#covid19 – The role of Italian micro-enterprises during the coronavirus crisis

The crisis generated by Covid-19 clearly highlighted the vulnerability of Italian micro-enterprises (which risk bankruptcy in a very short time), but also the strength of those which are still tiny, but well-structured, which with few employees and with due caution, they can continue their important service activities to maintain the functionality of the country’s economic structure. I need to recall that 90% of Italian companies are micro-enterprises.

During this emergency period, staying active means not completely cancel the response to the needs that mature and guarantee them in a short time.

Italian hospitals and their staff (doctor, nurses, etc) are currently the only levee for spreading the infection. Much is done by the civic sense of the population (despite the resistance of those individuals who unfortunately put the system in difficulty), but if the efficiency of the health system were to be interrupted, with all its supply chain both organizational and supply, it would be apocalypse .

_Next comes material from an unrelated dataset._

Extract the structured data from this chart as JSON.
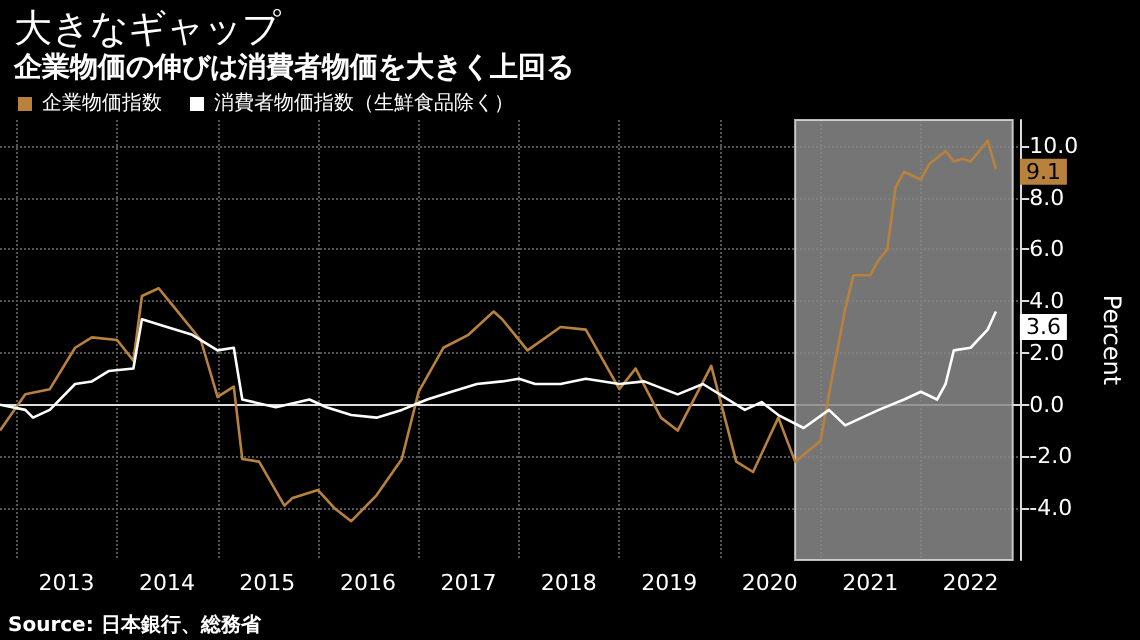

Fortunately, the workers in the essential sectors react immediately, guaranteeing the functionality of the system even at the minimal speed.
What arises from this period is that while many large companies are forced to completely close and/or try a “reconversion” small or micro enterprises are already looking to pivot and finding new market niches that could guarantee their survival in the post-crisis.
Personal masks and respirators with single-day or permanent filters of very high efficiency and acceptable cost, protective systems and accessories with self-disinfection characteristics for commonly used objects, made with new materials, created specifically for the containment of bio-burden. Chemical research, in both the public and private sectors, dedicated to tackling the expansion of the infection with highly effective and low environmental impact disinfectants and detergents.
This is Italy’s answer. After the initial phase of the infectious wave has passed, it is now taken for granted that the effects are not quantifiable now and it is not possible to predict how long they will affect our future life, some elements will be the cornerstone of a future new social and economic policy.
Governments (perhaps even with decisions at European level) will obviously have to be able to:

  • Structuring aid to ancillary businesses (those that supply goods that are not absolutely necessary but that are an integral part of the western system) those that have a duty to encourage research and operations of businesses deemed essential. In the case of the health compartment, companies must be improved and benefit from reinvigorated infrastructures (hospitals, nursing homes, rest homes and clinics), but also to facilitate convention and directive paths with the structures responsible for centralizing information, data analysis and intervention protocols, in manner to standardize the effect of the decisions taken, and possibly change them quickly and univocally, so that it’s possible to have statistics that are absolutely valid, with data that can be read and interpreted univocally, by everyone.
  • Facilitate the validation processes of new medical devices and possibly shorten the authorization times for the use of new drugs, those considered effective, which are currently long, which delay negatively impacts the rapidity of the responses that could stem the epidemic.
  • Allocate economic incentives for the enhancement and technological expansion of companies in order to increasingly develop the possibility of working remotely.

And it is precisely on this latter issue that actions will focus on, being able to better face possible future threats, since if physical isolation is a necessary condition(and in the future might be), this isolation cannot affect the operations of small businesses which, being so numerous, they actually support the nation’s economy.

In any case, facing a problem of global dimensions prevents you from thinking autonomously locally.
In conclusion, the role of small and micro-enterprises is vital and essential for the health of the Italian economy.

 

By: Luciano Berti, Treasurer of Miami Scientific Italian Community; President and CEO of B.M. Sanitas, Hospital medical supplies, Importer in Italy and distributor for European and U.S. Manufacturers.